Plasma simulation of glow-magnetized discharges with the particle-in-cell Monte Carlo (PICMC) method is constraint to low current densities because of otherwise huge computational requirements. The present work aims to show, how it is nevertheless possible to extrapolate information for higher current densities similar to realistic lab or industrial conditions by applying a scaling strategy on the simulation. This is demonstrated for a DC magnetron sputtering (DCMS) case study involving the following species: Ar, Ar⁺, Ti, Ti⁺ and electrons. The evolution of the electron density is extracted from the simulation and compared with experimental values obtained with a Langmuir probe. A linear relationship between the electron density and the discharge current is highlighted and explained by studying the reaction rates of both ionization and excitation collisions. This allows to scale the reaction rates with the discharge parameters: the Ar-electron impact ionization and excitation rates scale linearly with the discharge current, while the electron impact ionization rate of sputtered species scales quadratically with the discharge current. The simulations also feature propagating plasma instabilities, so-called spokes, but in average, the above-mentioned scaling laws hold. Consequently, the flux of particles at the substrate during a plasma deposition process at realistic power density can be extrapolated from a 3D PICMC simulation at lower power density. Finally, the validity domain of the scaling strategy is discussed in the light of the model constraints.

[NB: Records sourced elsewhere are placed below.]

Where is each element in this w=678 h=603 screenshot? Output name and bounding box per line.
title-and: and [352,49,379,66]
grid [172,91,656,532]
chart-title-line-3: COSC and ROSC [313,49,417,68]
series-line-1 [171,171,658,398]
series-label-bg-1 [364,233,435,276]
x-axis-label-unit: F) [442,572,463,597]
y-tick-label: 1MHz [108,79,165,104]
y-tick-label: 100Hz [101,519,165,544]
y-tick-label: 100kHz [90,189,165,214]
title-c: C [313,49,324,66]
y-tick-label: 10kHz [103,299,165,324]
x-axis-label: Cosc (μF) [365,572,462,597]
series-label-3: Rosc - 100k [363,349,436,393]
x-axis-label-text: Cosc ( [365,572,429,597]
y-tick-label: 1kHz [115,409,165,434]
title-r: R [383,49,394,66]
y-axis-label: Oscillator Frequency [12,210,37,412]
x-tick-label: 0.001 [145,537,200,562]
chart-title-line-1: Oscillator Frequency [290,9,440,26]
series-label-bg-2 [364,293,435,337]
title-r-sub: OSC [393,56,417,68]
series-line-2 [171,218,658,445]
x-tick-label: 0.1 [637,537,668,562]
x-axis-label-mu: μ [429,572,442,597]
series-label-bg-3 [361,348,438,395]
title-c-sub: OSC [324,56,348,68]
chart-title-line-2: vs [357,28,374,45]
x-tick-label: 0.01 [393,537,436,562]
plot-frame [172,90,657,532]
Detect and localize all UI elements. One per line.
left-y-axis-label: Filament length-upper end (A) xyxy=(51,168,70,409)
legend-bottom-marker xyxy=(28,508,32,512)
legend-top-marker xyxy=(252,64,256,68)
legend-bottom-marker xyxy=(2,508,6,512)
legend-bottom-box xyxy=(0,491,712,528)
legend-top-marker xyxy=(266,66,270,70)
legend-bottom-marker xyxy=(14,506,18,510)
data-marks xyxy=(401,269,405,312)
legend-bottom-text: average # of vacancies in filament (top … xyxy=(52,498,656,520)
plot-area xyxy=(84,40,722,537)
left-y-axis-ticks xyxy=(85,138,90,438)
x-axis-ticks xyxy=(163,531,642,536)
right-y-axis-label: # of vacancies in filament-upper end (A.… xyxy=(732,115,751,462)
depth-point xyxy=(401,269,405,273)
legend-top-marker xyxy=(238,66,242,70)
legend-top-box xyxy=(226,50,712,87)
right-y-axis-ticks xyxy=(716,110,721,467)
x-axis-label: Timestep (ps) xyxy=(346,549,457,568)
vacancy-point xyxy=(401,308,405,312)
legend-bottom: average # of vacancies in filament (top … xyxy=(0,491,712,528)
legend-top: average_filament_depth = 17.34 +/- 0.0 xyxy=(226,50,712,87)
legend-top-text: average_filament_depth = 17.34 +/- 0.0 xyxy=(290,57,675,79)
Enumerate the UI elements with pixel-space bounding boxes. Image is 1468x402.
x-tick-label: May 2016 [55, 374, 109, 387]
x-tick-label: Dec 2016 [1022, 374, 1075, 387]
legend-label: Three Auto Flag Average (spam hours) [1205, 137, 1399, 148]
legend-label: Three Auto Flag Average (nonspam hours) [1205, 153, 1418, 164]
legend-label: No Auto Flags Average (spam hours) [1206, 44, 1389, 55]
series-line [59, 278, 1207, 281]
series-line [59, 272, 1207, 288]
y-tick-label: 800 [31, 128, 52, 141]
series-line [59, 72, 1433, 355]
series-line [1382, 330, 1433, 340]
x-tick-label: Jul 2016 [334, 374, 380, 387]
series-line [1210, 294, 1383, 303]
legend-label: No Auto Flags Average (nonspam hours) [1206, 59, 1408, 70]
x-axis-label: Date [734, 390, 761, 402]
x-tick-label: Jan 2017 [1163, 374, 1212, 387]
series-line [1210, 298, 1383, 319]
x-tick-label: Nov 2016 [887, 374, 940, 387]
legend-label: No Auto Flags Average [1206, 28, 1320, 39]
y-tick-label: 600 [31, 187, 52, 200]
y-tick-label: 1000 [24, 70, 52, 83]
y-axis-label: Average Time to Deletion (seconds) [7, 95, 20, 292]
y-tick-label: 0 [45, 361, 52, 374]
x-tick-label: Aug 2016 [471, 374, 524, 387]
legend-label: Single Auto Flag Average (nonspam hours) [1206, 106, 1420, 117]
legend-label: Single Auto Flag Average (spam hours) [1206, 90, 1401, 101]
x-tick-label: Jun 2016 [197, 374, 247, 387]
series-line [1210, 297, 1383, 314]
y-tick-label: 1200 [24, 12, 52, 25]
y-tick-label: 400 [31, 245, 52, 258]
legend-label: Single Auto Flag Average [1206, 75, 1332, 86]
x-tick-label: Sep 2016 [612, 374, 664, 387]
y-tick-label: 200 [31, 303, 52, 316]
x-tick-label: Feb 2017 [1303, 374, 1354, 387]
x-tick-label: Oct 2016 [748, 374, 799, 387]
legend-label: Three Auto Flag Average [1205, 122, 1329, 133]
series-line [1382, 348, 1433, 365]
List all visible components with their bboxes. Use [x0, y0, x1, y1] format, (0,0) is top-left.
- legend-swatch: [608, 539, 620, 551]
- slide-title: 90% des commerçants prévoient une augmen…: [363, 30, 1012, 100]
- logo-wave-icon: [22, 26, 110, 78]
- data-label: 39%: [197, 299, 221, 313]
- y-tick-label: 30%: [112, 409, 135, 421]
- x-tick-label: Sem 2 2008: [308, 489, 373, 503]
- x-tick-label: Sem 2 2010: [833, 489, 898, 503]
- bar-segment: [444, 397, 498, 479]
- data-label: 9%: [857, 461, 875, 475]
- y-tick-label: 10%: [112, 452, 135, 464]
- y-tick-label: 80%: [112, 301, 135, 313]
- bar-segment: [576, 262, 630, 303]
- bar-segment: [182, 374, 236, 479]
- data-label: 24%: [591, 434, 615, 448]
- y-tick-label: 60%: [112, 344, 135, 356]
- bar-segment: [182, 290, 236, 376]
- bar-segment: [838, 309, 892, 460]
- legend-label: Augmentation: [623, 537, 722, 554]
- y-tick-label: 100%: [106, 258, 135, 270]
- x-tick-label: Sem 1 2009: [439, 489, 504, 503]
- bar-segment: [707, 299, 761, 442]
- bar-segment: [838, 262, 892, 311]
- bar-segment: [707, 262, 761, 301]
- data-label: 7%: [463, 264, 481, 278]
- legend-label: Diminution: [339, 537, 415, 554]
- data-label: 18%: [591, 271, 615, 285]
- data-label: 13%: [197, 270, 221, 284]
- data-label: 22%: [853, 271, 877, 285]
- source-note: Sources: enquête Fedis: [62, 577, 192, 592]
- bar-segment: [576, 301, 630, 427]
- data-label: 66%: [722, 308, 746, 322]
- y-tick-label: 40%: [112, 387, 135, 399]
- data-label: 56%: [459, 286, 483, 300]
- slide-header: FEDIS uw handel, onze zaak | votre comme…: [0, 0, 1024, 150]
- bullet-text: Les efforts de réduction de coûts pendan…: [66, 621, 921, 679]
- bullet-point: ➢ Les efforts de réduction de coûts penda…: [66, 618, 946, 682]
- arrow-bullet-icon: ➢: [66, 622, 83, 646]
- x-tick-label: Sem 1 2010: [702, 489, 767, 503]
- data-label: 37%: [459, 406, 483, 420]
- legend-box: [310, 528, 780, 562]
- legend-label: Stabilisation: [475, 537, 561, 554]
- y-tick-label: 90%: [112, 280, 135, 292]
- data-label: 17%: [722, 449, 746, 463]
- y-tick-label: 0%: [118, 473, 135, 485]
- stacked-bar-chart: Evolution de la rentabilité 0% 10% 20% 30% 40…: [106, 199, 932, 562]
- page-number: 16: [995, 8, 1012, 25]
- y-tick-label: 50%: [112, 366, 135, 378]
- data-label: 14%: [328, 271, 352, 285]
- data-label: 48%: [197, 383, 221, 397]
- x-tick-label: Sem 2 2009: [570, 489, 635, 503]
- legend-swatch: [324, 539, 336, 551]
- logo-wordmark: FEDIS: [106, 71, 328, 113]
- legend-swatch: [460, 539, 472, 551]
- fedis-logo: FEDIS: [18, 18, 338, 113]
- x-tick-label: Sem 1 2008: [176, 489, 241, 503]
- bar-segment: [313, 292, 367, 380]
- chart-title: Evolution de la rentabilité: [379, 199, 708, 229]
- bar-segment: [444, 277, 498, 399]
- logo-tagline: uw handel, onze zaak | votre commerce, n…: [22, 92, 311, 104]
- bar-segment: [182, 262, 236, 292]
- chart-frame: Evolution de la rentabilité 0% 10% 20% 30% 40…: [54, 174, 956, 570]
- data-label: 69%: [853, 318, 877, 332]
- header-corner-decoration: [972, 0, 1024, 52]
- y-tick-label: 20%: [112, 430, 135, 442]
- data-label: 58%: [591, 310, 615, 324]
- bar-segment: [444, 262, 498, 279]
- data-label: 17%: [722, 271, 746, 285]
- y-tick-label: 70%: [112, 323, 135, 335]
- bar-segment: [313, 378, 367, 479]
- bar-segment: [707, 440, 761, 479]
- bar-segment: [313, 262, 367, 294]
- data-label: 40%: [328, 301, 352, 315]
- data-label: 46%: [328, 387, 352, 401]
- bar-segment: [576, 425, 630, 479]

单元格内蒙特卡洛（PICMC）方法对辉光磁化放电的等离子体进行模拟，这限制了低电流密度，因为否则需要大量的计算。本工作旨在展示如何通过在模拟中应用缩放策略来推断类似于现实实验室或工业条件的更高电流密度的信息。涉及以下物质的直流磁控溅射（DCMS）案例研究证明了这一点：Ar，Ar ⁺，Ti，Ti ⁺和电子。从模拟中提取出电子密度的变化，并将其与使用Langmuir探针获得的实验值进行比较。通过研究电离和激发碰撞的反应速率，可以突出并说明电子密度与放电电流之间的线性关系。这允许根据放电参数来缩放反应速率：Ar电子碰撞电离和激发速率与放电电流成线性比例，而溅射物种的电子碰撞电离速率与放电电流成二次比例关系。该模拟还具有传播的等离子体不稳定性（所谓的辐条）的特征，但平均而言，上述缩放定律仍然有效。所以，可以从3D PICMC仿真以较低的功率密度推断出在实际功率密度下的等离子体沉积过程中基板上的粒子通量。最后，根据模型约束，讨论了扩展策略的有效性域。